Irish inbound tourism is at record levels, counting more than 9.5m visitors last year, but with Brexit yet to bite the Irish Tourist Industry Confederation (Itic) wants ministers to be proactive in making sure the bubble won’t burst.
Itic has called for government support to the tune of €12m to replenish state marketing budgets and train operators to cope with any retrenchment. The Confederation has called for three quarters of the amount to go to marketing Ireland, both domestically and internationally, with the remainder used to make the tourism industry ready for Brexit.

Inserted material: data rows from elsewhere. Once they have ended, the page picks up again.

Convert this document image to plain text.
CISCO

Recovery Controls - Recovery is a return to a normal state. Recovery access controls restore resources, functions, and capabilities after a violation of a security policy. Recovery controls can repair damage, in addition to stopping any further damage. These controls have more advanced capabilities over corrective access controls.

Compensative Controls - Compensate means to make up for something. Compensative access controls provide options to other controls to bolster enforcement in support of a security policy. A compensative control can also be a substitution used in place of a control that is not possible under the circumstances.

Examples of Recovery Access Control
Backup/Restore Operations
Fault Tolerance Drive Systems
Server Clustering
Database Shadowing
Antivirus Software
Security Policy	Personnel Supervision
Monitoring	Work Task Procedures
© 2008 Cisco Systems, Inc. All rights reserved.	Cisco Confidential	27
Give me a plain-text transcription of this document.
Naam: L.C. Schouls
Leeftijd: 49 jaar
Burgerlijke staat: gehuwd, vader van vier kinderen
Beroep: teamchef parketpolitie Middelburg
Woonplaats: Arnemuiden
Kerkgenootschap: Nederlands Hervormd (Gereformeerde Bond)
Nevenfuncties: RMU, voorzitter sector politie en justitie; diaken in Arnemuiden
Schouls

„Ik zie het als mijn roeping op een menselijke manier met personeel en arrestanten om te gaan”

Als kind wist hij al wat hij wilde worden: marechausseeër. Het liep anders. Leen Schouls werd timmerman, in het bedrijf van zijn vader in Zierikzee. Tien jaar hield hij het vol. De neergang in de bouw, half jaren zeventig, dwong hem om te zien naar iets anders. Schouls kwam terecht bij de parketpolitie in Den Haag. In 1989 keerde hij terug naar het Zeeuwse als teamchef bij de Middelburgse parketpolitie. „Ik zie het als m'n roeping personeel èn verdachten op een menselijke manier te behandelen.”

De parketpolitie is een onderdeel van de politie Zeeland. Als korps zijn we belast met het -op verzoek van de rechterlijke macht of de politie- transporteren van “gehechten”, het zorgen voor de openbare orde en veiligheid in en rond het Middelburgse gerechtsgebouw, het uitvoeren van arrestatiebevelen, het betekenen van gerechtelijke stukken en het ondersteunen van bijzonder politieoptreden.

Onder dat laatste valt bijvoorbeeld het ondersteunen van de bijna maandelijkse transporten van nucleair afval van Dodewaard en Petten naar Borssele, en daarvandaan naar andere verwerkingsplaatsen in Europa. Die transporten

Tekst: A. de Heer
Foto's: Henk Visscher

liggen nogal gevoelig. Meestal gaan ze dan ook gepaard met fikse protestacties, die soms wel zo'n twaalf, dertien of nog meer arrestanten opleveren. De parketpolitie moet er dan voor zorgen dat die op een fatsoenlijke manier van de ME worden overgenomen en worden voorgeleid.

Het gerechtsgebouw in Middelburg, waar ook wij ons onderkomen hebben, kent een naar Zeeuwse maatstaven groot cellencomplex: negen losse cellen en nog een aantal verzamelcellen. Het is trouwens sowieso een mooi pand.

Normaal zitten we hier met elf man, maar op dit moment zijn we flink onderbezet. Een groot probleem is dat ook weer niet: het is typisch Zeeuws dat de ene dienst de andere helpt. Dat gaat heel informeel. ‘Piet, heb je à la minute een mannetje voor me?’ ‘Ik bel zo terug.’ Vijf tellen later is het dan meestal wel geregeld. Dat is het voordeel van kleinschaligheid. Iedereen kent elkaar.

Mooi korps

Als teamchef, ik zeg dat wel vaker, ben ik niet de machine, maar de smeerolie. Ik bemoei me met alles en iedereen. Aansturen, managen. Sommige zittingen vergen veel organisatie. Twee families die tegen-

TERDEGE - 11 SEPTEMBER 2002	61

British visitors account for 40 percent of total inbound tourism to Ireland, spending €1.3bn, but Brexit has made it 15 percent more expensive for UK visitors to travel abroad.
Itic says the €8 billion industry is being “taken for granted” at cabinet level, and has queried why specific Brexit supports have been made available to other sectors, but not for the tourist industry.
Itic chief executive Eoghan O’Mara-Walsh said: “The tourism euro is as valuable as the euro earned by any other export sector and more valuable in the context that tourism is one of the few industries that can provide regional balance and sustainable local employment.”
Although official statistics highlight a prosperous industry, O’Mara-Walsh insisted there is already “anecdotal evidence” UK tourists are spending less. Itic also said survey data indicates a, “seven percent drop in outbound travel intentions” among UK holidaymakers, while 37 percent plan to spend less on future holidays.